If all is not yet lost, it certainly will be very soon, for I do not know how to live.
I haven’t come across a text this close to my condition since seeing Louis Malle’s The Fire Within. Here, Karásek depicts an inner journey of monastic solitude and spiritual nihilism as their protagonist searches for meaning, and seeks answers to the reason why they no longer feel alive.
He was not capable of living. He was not born for life, as a blind man is not born to see. He tried in vain to enter life, yet was destined to stand outside of it.
Unfortunately, the book, at times, is a little too mired in the decadent tropes of the time (I say “unfortunately” because the protagonist’s condition is universal beyond any genre). The religious reflections are historically interesting, if passé, for we are now in a period of atheistic ascent. However, Karásek’s concern that there’s no feeling without faith is even more pertinent to the present moment, for there seems to be no faith left—even in humanity—in this godless, egocentric, materialist world we now inhabit.
The prose itself is rather simple. Nothing really elevates it other than the emotion of the protagonist’s despair. But that’s ok as Karásek is mostly concerned with meaning here. Regrettably, though, there is no real resolution, and the ending itself is incredibly underwhelming.
I have never known what it means to live. I have considered my vices to be virtues, my laziness to be work, myself to be a paragon and everything else a caricature.
On the other hand, the author’s introduction was rather commendable. In it, Karásek advocates for inner life art (the kind I’m most drawn to) rather than plots revolving around physical action and exterior reality. They say, for example: “Biographies are abominable: they relate insignificant details about significant people. Only autobiographies are tolerable, and only when they disdain reality. For autobiographies offer so many opportunities to portray the soul, and so much freedom to ignore reality and to create a work of art from one’s own life.” Moreover, Karásek makes a nice distinction between illusory suffering (i.e., suffering created not by reality but by one’s inner self) and suffering in real life, as the protagonist’s fear is really a fear of themself and the impossibility of escaping themself and transcending their condition. During the initial reception of the novel, the protagonist was deemed to be pathological and abnormal, but Karásek normalises the protagonist’s condition by responding: “It has been forgotten that some may feel almost the same anxiety when confronted by the normal as others feel when confronted by the abnormal.” For even if the protagonist’s life is not commonplace, it doesn’t make it any less true.

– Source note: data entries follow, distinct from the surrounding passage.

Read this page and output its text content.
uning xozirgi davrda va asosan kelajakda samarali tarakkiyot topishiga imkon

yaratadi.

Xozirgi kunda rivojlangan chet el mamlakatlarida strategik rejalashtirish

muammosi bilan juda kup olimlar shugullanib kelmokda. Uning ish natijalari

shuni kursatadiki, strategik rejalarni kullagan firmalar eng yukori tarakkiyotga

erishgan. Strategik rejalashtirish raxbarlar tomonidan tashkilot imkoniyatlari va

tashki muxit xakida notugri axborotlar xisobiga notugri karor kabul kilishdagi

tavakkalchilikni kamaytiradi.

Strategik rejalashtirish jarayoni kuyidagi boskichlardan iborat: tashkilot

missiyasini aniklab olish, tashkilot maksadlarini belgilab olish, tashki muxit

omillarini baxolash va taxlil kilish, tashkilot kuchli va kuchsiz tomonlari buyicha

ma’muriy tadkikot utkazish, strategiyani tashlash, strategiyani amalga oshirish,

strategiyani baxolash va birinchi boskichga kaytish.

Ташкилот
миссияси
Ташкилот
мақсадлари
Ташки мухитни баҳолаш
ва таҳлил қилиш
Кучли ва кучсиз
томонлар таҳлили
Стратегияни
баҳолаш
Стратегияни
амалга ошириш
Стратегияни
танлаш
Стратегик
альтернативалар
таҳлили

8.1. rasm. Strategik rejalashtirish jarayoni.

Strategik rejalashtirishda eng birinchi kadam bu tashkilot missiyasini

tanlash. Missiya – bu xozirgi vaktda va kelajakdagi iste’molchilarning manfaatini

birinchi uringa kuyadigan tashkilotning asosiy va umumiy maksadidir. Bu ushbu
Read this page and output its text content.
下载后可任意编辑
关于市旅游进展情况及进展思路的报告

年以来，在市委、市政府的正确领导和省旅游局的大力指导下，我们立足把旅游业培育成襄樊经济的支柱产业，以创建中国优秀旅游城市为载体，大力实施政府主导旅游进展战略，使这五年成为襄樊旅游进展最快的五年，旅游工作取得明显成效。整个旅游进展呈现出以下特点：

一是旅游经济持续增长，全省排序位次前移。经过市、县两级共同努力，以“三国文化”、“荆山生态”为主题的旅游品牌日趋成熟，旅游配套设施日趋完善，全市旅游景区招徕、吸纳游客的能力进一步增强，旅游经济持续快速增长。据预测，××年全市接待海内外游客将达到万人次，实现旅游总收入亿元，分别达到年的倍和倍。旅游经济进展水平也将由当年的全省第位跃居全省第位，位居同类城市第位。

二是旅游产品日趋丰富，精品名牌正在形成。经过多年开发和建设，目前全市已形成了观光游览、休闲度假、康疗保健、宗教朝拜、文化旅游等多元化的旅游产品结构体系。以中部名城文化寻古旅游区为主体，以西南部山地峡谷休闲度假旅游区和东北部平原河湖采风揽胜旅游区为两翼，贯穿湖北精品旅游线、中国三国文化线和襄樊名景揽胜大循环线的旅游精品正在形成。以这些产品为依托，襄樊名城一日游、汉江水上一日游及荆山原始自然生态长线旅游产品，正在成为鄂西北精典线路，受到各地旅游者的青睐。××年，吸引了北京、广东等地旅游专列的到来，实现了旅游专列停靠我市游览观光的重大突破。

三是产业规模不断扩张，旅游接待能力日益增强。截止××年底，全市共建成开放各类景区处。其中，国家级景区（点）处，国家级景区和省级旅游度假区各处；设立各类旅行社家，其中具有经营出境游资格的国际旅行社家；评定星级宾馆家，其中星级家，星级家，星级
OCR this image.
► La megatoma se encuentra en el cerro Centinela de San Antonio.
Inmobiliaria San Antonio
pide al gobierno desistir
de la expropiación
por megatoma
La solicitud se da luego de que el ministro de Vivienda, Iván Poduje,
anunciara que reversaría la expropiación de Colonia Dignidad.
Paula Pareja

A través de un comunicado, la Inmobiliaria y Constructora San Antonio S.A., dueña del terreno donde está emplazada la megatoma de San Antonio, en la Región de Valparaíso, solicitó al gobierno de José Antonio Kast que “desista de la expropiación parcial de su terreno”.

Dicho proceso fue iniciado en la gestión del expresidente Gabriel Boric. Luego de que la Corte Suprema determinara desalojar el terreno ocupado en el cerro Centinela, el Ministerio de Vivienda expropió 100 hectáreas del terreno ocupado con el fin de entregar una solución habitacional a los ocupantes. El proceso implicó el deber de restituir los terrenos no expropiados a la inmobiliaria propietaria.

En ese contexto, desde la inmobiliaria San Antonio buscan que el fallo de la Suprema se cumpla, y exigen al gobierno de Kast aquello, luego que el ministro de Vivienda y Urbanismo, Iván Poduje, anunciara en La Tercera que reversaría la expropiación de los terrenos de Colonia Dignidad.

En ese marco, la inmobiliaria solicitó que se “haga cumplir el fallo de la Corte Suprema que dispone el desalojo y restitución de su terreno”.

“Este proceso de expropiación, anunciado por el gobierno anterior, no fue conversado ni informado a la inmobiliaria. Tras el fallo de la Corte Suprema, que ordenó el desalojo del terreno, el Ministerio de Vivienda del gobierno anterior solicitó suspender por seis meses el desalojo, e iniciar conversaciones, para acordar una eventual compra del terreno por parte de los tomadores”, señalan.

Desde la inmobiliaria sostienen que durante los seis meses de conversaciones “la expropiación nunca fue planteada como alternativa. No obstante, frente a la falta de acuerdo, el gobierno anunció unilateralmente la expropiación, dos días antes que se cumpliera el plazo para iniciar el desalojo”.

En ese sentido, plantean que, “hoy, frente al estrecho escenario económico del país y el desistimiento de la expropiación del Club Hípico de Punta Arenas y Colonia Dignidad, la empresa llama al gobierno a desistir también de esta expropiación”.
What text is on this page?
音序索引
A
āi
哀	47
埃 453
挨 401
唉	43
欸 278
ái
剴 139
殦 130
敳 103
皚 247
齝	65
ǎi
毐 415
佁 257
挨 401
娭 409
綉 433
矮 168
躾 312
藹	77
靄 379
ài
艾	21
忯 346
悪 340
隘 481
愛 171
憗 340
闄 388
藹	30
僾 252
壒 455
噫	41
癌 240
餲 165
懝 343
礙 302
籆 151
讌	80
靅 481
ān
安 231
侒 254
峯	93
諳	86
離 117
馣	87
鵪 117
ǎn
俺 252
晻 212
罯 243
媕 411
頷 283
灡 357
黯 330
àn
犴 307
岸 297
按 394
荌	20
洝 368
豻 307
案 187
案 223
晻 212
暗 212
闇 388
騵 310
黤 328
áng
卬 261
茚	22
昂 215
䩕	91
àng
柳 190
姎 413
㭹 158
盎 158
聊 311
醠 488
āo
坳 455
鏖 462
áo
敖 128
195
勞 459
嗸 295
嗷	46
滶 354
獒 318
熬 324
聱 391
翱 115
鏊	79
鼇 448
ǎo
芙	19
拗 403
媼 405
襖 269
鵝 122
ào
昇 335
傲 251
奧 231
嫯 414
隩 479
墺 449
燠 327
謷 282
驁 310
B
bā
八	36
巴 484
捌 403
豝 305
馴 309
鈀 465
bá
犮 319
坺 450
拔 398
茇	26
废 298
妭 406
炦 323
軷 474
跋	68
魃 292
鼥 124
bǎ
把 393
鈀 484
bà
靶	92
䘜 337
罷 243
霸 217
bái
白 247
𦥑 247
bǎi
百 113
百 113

Day after day passed. He lost track of time. He only felt himself ageing. And as time passed, he grew colder. The world that appeared before his eyes was no longer the world of his youth.
There is also an undercurrent of repressed homosexuality throughout the text. Being originally published in the year 1900, homosexuality was shunned and criminalised at that time. So while it is daring to display same-sex desire so openly in a text during that period, I feel that the protagonist’s potential solution to their condition (a communion of two souls) is somewhat misattributed to their sexuality. Community and love are indeed important, even more so when it’s so ubiquitously repressed, but if the main character really felt dead inside, then I believe this too would be just another illusion like all the rest.
He yearned to speak with someone alive, rather than merely crying out into emptiness. He yearned to speak the ancient words about old longings and dreams. Old truths, even if they were now nothing but illusions.
He wanted to speak intimately with anyone at all. To forget trivial pursuits and to love. Everyone. To love everything about them. Simply not to want to scrutinise everything!
It was an enemy of man who invented the maxim: “Know thyself.” That is the same as saying: “Despise thyself."